Они жили на очаровательной маленькой вилле на вершине холма с прекрасным видом на море. Агнес так удачно подобрала всю мебель и украшения для дома, что, как она правильно сказала: «Это почти как коттедж в горах, если не считать моря…»
От тех, кто имел доступ в ее будуар, не ускользнуло, что на туалетном столике, рядом с черепаховыми гребнями для волос, которые мать подарила ей на свадьбу, стояла красивая миниатюра любимого мужа, подаренная ему друзьями перед первым приездом в Китай. Так мило! Именно на эту миниатюру Агнес смотрела каждый вечер, засыпая.
Разумеется, иногда Джон и Талли Одсток по нескольку месяцев проводили в Кантоне, потому что торговля кипела, зато привозили с собой обилие новостей.
И хотя британцы оставили Кантон в покое, это не означало, что они покончили с Китаем.
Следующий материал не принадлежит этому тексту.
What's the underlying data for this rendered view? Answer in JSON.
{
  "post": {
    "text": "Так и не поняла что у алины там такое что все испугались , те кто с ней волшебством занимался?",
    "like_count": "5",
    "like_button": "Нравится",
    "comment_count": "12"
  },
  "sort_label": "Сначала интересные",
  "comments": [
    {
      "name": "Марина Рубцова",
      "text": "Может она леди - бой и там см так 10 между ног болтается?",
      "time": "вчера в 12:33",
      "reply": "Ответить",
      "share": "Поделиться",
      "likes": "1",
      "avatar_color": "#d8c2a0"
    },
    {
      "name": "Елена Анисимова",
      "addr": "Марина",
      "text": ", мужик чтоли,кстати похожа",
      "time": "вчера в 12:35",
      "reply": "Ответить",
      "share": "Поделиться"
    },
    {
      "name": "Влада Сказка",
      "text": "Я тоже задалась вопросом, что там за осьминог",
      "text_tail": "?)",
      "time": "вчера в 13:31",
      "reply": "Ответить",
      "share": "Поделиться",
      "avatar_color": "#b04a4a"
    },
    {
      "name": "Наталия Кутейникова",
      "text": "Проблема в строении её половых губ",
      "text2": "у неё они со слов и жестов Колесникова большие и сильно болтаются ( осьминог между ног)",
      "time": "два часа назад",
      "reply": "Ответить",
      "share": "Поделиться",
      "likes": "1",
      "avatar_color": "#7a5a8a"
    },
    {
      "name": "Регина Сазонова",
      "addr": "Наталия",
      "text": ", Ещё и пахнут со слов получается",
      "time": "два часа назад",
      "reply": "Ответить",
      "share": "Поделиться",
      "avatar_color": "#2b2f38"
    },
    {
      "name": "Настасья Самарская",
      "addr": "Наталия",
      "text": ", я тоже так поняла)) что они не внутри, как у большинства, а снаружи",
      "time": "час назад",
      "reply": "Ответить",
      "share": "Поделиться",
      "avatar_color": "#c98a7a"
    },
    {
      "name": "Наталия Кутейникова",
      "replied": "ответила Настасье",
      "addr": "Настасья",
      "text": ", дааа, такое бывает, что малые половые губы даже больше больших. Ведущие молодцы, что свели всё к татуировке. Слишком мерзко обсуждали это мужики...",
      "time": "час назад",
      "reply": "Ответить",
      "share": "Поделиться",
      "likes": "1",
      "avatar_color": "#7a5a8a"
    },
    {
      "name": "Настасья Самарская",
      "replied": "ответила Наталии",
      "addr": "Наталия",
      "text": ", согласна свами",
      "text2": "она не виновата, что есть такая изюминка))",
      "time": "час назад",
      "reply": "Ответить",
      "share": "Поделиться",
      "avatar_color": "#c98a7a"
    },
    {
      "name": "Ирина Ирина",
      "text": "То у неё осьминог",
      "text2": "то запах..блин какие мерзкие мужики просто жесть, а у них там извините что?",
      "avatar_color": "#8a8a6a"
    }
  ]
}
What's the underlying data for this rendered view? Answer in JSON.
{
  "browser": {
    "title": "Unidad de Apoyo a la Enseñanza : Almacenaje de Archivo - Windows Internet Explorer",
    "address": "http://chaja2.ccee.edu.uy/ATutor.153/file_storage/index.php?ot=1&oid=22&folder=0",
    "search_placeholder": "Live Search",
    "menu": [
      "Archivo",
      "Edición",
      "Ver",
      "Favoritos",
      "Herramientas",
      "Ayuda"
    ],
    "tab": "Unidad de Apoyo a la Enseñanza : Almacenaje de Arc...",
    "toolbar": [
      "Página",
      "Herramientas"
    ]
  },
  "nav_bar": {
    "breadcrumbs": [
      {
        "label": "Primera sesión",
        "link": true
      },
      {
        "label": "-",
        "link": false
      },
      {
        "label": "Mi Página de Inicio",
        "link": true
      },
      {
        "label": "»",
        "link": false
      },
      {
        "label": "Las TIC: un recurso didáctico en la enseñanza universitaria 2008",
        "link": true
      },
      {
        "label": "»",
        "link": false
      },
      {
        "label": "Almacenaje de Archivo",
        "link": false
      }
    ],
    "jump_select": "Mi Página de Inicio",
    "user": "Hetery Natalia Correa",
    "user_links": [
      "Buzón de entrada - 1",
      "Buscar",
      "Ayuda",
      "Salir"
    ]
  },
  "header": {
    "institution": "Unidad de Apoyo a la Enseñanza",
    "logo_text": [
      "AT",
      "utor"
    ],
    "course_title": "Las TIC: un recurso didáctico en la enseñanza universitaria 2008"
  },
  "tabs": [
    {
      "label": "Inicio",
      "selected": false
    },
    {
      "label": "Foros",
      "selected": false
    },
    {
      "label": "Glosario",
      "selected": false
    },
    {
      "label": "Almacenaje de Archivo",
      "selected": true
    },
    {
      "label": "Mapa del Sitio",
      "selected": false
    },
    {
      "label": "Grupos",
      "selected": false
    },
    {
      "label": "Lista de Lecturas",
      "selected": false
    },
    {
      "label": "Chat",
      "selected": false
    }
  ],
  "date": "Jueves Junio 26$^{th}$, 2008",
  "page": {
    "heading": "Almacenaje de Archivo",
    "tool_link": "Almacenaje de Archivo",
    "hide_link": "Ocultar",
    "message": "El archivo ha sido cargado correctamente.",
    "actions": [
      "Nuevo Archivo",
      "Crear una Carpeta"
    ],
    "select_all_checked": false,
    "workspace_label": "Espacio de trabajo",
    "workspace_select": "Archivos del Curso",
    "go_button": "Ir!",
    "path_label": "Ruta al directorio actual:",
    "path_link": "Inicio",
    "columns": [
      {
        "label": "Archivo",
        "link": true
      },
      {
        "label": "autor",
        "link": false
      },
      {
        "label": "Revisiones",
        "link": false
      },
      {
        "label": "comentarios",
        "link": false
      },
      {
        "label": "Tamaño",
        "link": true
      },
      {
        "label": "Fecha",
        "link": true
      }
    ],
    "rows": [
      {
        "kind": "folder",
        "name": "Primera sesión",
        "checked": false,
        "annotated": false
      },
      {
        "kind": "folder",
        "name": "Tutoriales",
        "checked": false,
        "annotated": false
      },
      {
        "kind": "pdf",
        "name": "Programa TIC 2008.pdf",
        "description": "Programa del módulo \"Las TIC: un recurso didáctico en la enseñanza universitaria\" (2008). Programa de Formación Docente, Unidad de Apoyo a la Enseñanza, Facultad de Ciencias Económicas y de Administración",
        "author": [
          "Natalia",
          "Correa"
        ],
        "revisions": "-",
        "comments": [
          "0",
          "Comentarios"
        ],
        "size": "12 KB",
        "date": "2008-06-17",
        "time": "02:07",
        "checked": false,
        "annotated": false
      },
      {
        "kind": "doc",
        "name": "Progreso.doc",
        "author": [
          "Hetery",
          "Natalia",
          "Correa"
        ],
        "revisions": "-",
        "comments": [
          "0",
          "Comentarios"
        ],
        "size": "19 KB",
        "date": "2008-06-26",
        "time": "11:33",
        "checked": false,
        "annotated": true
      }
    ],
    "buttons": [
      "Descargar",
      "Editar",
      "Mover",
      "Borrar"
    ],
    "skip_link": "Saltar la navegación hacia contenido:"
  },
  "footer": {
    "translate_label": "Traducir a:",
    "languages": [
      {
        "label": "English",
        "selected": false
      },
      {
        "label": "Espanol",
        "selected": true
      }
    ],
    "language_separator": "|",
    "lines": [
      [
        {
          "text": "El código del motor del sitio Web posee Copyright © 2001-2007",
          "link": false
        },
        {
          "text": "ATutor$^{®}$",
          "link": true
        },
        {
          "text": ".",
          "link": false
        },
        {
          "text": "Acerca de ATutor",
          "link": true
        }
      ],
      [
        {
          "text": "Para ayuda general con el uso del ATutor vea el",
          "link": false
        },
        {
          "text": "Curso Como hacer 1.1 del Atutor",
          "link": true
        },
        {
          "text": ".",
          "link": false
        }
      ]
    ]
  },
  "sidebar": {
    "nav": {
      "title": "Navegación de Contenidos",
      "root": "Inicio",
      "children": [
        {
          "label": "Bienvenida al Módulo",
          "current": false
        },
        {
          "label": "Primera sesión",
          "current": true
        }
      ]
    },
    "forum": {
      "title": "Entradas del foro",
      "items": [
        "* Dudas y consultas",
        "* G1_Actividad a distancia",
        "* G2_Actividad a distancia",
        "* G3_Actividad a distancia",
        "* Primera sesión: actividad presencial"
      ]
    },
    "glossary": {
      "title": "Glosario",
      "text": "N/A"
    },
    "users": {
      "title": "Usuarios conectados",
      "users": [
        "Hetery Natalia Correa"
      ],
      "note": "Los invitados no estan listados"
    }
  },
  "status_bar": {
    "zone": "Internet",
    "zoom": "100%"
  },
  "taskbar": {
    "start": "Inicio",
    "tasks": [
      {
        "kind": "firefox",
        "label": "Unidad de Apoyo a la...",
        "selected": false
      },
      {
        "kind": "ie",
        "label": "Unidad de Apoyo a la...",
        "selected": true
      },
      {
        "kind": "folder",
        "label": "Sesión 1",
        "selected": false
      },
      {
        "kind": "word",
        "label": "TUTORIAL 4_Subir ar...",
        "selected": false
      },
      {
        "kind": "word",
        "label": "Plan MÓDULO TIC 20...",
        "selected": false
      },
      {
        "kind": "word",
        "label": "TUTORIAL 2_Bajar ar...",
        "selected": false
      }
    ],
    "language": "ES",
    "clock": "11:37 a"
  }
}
Без сомнения доказав, что британское оружие может получить все, что ему нужно, лондонское правительство отозвало Эллиота и послало более сурового командира для завершения операции.
Весной 1842 года он наступал вдоль побережья из порта в порт, сметая все оборонительные заграждения. Некоторые бои были тяжелыми, особенно летом, когда Джон вернулся в Макао. Во время одного из случайных визитов вежливости Сесил Уайтпэриш принес особенно важную новость:
– Мы заняли место под названием Чжапу. Насколько я понимаю, очень симпатичный прибрежный городок с фортом, где расквартированы маньчжурские знаменные, причем представители старинных кланов маньчжурских воинов, которые изначально завоевали Китай. Они сражались до последнего человека. Поистине героически. Теперь путь свободен. Нам не нужно брать другие форты штурмом, пока мы не доберемся до фортов на побережье ниже самого Пекина.
Когда Уайтпэриш уже уходил, Трейдер тихонько сказал ему:
– Похоже, в Чжапу устроили настоящую бойню.
– Да. Не щадили даже женщин и детей, я просто не хотел говорить при твоей жене.
– Нам повезло, что мы не были свидетелями таких битв, – заметил Трейдер.
На мгновение ему показалось, что Сесил Уайтпэриш хотел сказать что-то еще, но промолчал.
Через несколько недель Агнес Трейдер родила здорового мальчика.
Трейдер пригласил Сесила Уайтпэриша в гости, и они открыли бутылку шампанского. Это казалось правильным решением.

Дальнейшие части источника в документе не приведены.